Her years at the Institute were formative, and they continue to influence her life and work today. Some male artists on the faculty were condescending to women students, but others provided support and mentoring, including Ottilie Loloma, Charles Daly and celebrated Apache sculptor, Allan Houser.

Cota paints and sculpts pieces in limestone and alabaster. Some of her works are traditional depictions of Indian figures, but she also works with abstraction because of what she considers its universality and emphasis on emotion and movement. Occasionally working with social commentary, she created a mixed-media construction for a Christopher Columbus-themed exhibition. Made on a piece of animal hide shaped like the United States, “A Pathway of Our Future” depicts a line of dying babies, men and women rising to the sky. At Santa Fe’s 1994 Indian Market, the work received the Patrick Suazo-Hinds Award.


In Pueblo Indian villages, when a child is given a name the parents ask someone else asked to give the newborn a name. In the naming ceremony and blessing, an ear of corn from the garden is used to give the child her name and a blessing.
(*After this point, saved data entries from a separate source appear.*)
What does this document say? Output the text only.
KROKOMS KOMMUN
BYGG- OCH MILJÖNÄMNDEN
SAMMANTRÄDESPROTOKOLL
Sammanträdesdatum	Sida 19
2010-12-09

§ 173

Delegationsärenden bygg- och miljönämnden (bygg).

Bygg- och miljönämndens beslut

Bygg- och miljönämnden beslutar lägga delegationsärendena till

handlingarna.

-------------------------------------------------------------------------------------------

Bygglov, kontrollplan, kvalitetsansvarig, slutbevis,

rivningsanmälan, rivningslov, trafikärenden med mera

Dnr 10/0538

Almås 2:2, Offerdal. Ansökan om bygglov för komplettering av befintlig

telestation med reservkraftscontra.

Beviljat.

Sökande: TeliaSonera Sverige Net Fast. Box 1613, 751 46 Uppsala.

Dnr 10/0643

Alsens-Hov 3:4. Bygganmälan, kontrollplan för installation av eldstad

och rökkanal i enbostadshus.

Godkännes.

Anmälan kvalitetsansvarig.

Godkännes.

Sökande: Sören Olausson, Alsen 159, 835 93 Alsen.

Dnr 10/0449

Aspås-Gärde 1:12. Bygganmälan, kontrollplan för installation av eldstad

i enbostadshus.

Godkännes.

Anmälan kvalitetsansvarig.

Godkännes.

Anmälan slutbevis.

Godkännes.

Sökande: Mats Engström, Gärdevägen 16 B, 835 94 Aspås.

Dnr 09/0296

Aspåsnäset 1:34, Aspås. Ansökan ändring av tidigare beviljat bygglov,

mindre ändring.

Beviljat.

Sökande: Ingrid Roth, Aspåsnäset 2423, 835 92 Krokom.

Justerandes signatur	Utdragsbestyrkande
Family and friends are asked to be present. The corn is raised in the four directions and placed at the child’s heart and forehead of the child. When the corn is at the child’s forehead, the name and then a blessing are said to the child.. Those who are present repeat the baby's new name, and they too give the child a blessing. This sculpture depicts a Pueblo Indian woman dressed in the traditional style of Pueblo woman. She is holding an ear of corn, and is in prayer, and ready to name the child.